Chapitre 102 : Rituel d'entrave

1.6K 265 53
                                    

 Assise en tailleur, Syara, malgré les consignes de Shay qui lui avait demandé de garder les yeux fermés, ne pouvait s'empêcher de les ouvrir de temps en temps pour voir ce qu'il faisait. Le dragon n'arrêtait pas de tourner autour d'elle tout en traçant d'étranges symboles sur le plancher. Même si elle arrivait à en reconnaître certains qui figuraient sur son instrument, la plupart ne lui disait rien et l'ensemble échappait totalement à sa compréhension. Au bout de vingt minutes, Shay se redressa et se tourna vers les autres membres du groupe.

— La partie facile est terminée. Ce qui va suivre va me demander une concentration extrême, alors je vous prierai de sortir au moins de cette pièce. Elyazra, même si je sais que tu ne me gêneras pas, je veux que tu les accompagnes aussi et que tu surveilles la fée. Comme je l'ai dit tout à l'heure, il serait regrettable qu'elle s'enfuie alors que nous allons la ramener chez elle.

Surveiller une créature si petite qui pouvait se rendre invisible à volonté ? Comme si c'était possible sans l'enchaîner, pensa la demi dragonne. La fée, elle, comprit tout ce que le dragon disait et quitta son poste d'observation sur la table pour rejoindre l'épaule de celle à qui il avait parlé. Elle ne comptait plus les quitter, mais espérait tout de même que cette personne sur laquelle elle se posait était aussi attentionnée que celle qui se trouvait au milieu de tous ces tracés bizarres.

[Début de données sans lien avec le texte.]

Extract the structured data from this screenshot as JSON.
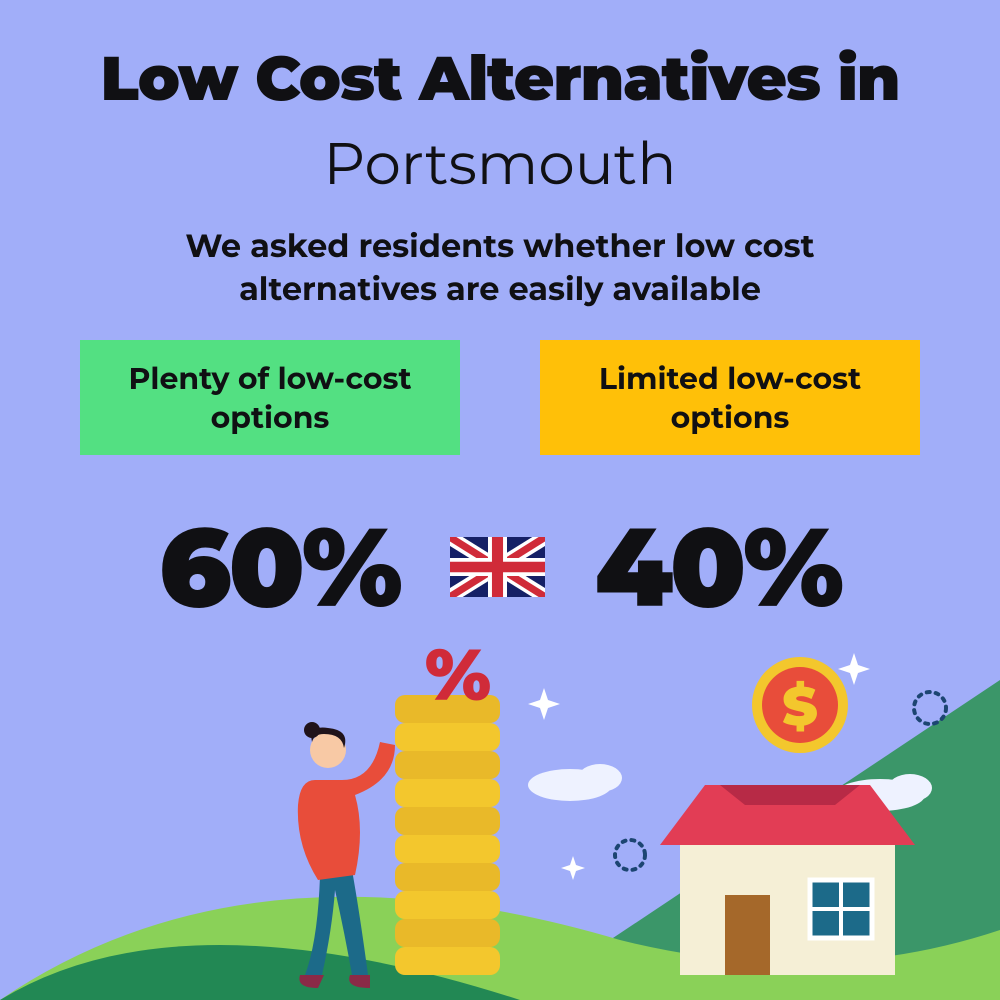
{
  "background_color": "#a1aef9",
  "title_color": "#101013",
  "text_color": "#101013",
  "title_main": "Low Cost Alternatives in",
  "title_main_fontsize": 62,
  "title_sub": "Portsmouth",
  "title_sub_fontsize": 58,
  "subtitle": "We asked residents whether low cost alternatives are easily available",
  "subtitle_fontsize": 32,
  "options": {
    "left": {
      "label": "Plenty of low-cost options",
      "bg": "#53e082",
      "fontsize": 30,
      "percent": "60%"
    },
    "right": {
      "label": "Limited low-cost options",
      "bg": "#ffc008",
      "fontsize": 30,
      "percent": "40%"
    }
  },
  "percent_fontsize": 110,
  "flag": {
    "base": "#152066",
    "red": "#d02b39",
    "white": "#ffffff"
  },
  "illustration": {
    "hill_dark": "#228854",
    "hill_light": "#8ad158",
    "sky_triangle": "#3b9669",
    "person_top": "#e84d3a",
    "person_bottom": "#1c6a89",
    "person_skin": "#f8c9a5",
    "person_hair": "#20131a",
    "person_shoe": "#8b2a47",
    "coin_a": "#f3c72d",
    "coin_b": "#e9b929",
    "percent_sym": "#d02b39",
    "house_wall": "#f5efd6",
    "house_roof": "#e23d55",
    "house_roof_top": "#b72a46",
    "house_window": "#1c6a89",
    "house_window_frame": "#ffffff",
    "door": "#a5682a",
    "cloud": "#eef2ff",
    "big_coin_outer": "#f3c72d",
    "big_coin_inner": "#e84d3a",
    "big_coin_dollar": "#f3c72d",
    "sparkle": "#ffffff",
    "dotted": "#1c4572"
  }
}
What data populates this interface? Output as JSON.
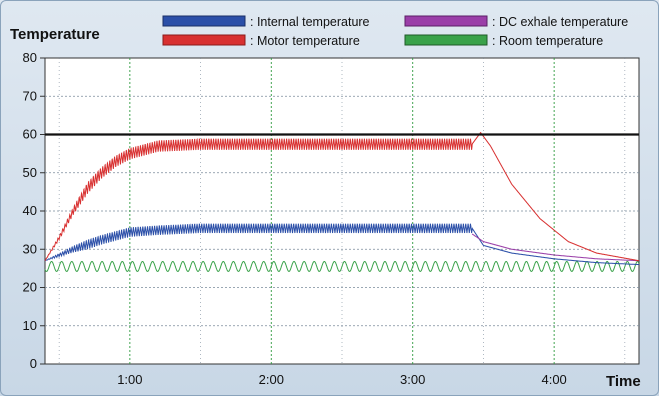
{
  "chart_data": {
    "type": "line",
    "ylabel": "Temperature",
    "xlabel": "Time",
    "ylim": [
      0,
      80
    ],
    "xlim": [
      0.4,
      4.6
    ],
    "yticks": [
      0,
      10,
      20,
      30,
      40,
      50,
      60,
      70,
      80
    ],
    "xticks": [
      {
        "value": 1,
        "label": "1:00"
      },
      {
        "value": 2,
        "label": "2:00"
      },
      {
        "value": 3,
        "label": "3:00"
      },
      {
        "value": 4,
        "label": "4:00"
      }
    ],
    "grid": "dashed",
    "reference_line": {
      "y": 60,
      "color": "#111111"
    },
    "legend_position": "top",
    "series": [
      {
        "name": ": Internal temperature",
        "color": "#2b4fa8",
        "oscillation": 2.5,
        "x": [
          0.4,
          0.6,
          0.8,
          1.0,
          1.2,
          1.5,
          2.0,
          2.5,
          3.0,
          3.42,
          3.5,
          3.7,
          4.0,
          4.3,
          4.6
        ],
        "y": [
          27,
          30,
          32.5,
          34.5,
          35,
          35.5,
          35.5,
          35.5,
          35.5,
          35.5,
          31,
          29,
          27.5,
          26.5,
          26
        ]
      },
      {
        "name": ": Motor temperature",
        "color": "#d83030",
        "oscillation": 3,
        "x": [
          0.4,
          0.5,
          0.6,
          0.7,
          0.8,
          0.9,
          1.0,
          1.2,
          1.5,
          2.0,
          2.5,
          3.0,
          3.42,
          3.48,
          3.55,
          3.7,
          3.9,
          4.1,
          4.3,
          4.45,
          4.6
        ],
        "y": [
          27,
          33,
          40,
          46,
          50,
          53,
          55,
          57,
          57.5,
          57.5,
          57.5,
          57.5,
          57.5,
          60.5,
          57,
          47,
          38,
          32,
          29,
          28,
          27
        ]
      },
      {
        "name": ": DC exhale temperature",
        "color": "#9a3ea8",
        "oscillation": 0,
        "x": [
          3.42,
          3.5,
          3.7,
          4.0,
          4.3,
          4.6
        ],
        "y": [
          34,
          32,
          30,
          28.5,
          27.5,
          27
        ]
      },
      {
        "name": ": Room temperature",
        "color": "#3aa24a",
        "oscillation": 1.3,
        "x": [
          0.4,
          1.0,
          2.0,
          3.0,
          4.0,
          4.6
        ],
        "y": [
          25.5,
          25.5,
          25.5,
          25.5,
          25.5,
          25.5
        ]
      }
    ]
  }
}
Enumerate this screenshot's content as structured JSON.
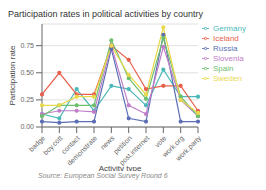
{
  "chart_data": {
    "type": "line",
    "title": "Participation rates in political activities by country",
    "xlabel": "Activity type",
    "ylabel": "Participation rate",
    "annotations": [
      "Source: European Social Survey Round 6"
    ],
    "categories": [
      "badge",
      "boy.cott",
      "contact",
      "demonstrate",
      "news",
      "petition",
      "post.internet",
      "vote",
      "work.org",
      "work.party"
    ],
    "series": [
      {
        "name": "Germany",
        "color": "#4db8b8",
        "values": [
          0.12,
          0.08,
          0.35,
          0.15,
          0.38,
          0.35,
          0.2,
          0.53,
          0.28,
          0.28
        ]
      },
      {
        "name": "Iceland",
        "color": "#e8604c",
        "values": [
          0.3,
          0.5,
          0.3,
          0.3,
          0.75,
          0.62,
          0.35,
          0.38,
          0.38,
          0.15
        ]
      },
      {
        "name": "Russia",
        "color": "#5b6fb5",
        "values": [
          0.05,
          0.04,
          0.05,
          0.05,
          0.72,
          0.08,
          0.05,
          0.85,
          0.05,
          0.05
        ]
      },
      {
        "name": "Slovenia",
        "color": "#c07ec8",
        "values": [
          0.12,
          0.15,
          0.15,
          0.14,
          0.75,
          0.2,
          0.12,
          0.74,
          0.25,
          0.1
        ]
      },
      {
        "name": "Spain",
        "color": "#6dbf6d",
        "values": [
          0.1,
          0.2,
          0.2,
          0.2,
          0.8,
          0.45,
          0.26,
          0.82,
          0.28,
          0.1
        ]
      },
      {
        "name": "Sweden",
        "color": "#e8d84c",
        "values": [
          0.2,
          0.2,
          0.28,
          0.28,
          0.75,
          0.48,
          0.3,
          0.92,
          0.25,
          0.13
        ]
      }
    ],
    "ylim": [
      0.0,
      0.95
    ],
    "yticks": [
      {
        "value": 0,
        "label": "0.00"
      },
      0.25,
      {
        "value": 0.5,
        "label": "0.50"
      },
      0.75
    ],
    "grid": true,
    "legend": "right",
    "marker": "circle"
  }
}
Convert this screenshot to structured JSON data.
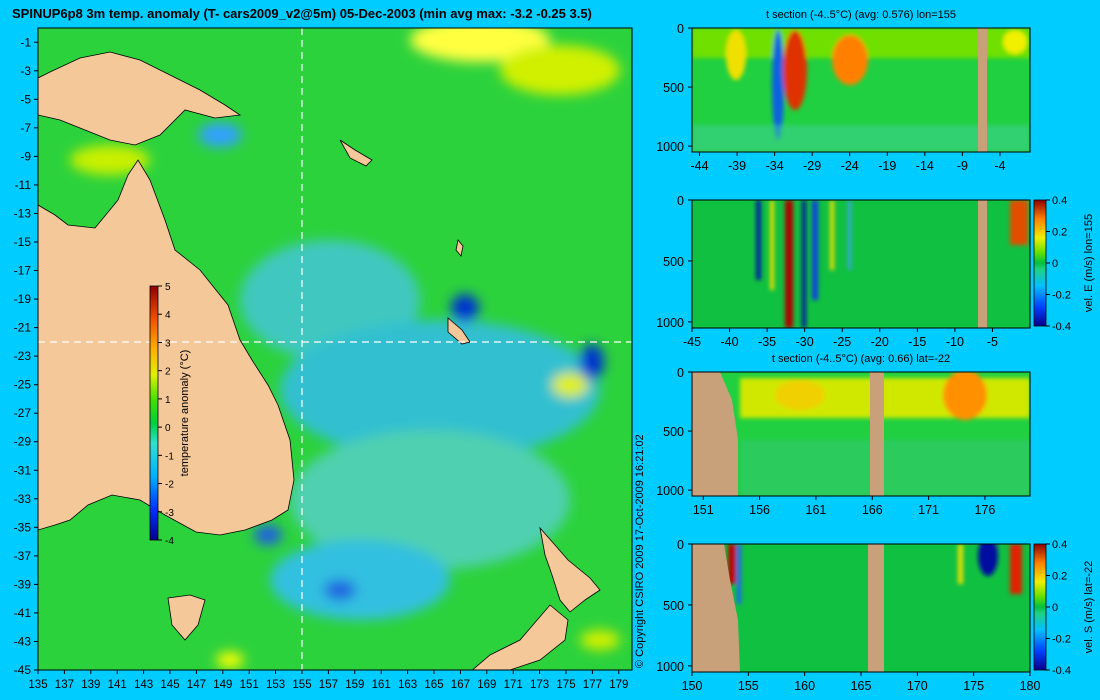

Un à un, les compagnons de Syara sortirent de la maison et la laissèrent avec le dragon. Ce dernier, une fois seul avec elle, lui fit face avec un regard sévère.

— Tu crois que je ne me suis rendu compte de rien ?

— Comment ça ? s'étonna-t-elle.

— Je t'avais dit de fermer les yeux, répondit-il. Heureusement, ça n'était pas bien grave à ce moment-là mais pour la suite, il va vraiment falloir m'obéir. Tu veux voir ce que j'ai fait ? Très bien, contente ta curiosité pendant que tu le peux encore et lorsque tu seras prête, ferme les yeux et ne les rouvre pas.

Elyazra ne devait pas s'amuser tous les jours avec quelqu'un comme lui, pensa-t-elle. La violoniste tourna la tête et observa les runes autour d'elle. Comme elle l'avait remarqué, elle en connaissait certaine alors que d'autres étaient inconnues, mais leurs significations lui échappait totalement. Le tracé global formait un huit et elle se trouvait dans l'une des boucles. Shay, lui, s'installa face à elle, dans l'autre. Une fois sa curiosité satisfaite, Syara ferma les yeux et attendit les instructions.

— À présent, imagine ton violon sans pour autant l'invoquer et laisse faire le reste. Si ta vision change, ne cherche pas à retrouver l'aspect original et observe ce qui se passe.

Les yeux toujours clos, la beast hocha légèrement la tête pour signifier qu'elle avait compris puis commença à visualiser son instrument dans son esprit. Shay commença alors à psalmodier une incantation dans une langue inconnue. Sa voix faisait froid dans le dos. Sous sa forme humaine, elle était déjà grave, mais là, elle était encore plus roque, caverneuse, presque gutturale.

Plus il parlait dans cette langue étrange et plus l'image du violon devenait net dans son esprit. D'abord, elle le vit resplendissant comme lorsqu'elle le tenait en main, puis, il s'assombrit petit à petit et les runes prirent une teinte rouge sang luminescente. Ce violon n'était pas le sien, mais celui de la chose. Elle l'entendait d'ailleurs hurler, faiblement au début, puis de plus en plus fort jusqu'à cacher totalement la voix du dragon.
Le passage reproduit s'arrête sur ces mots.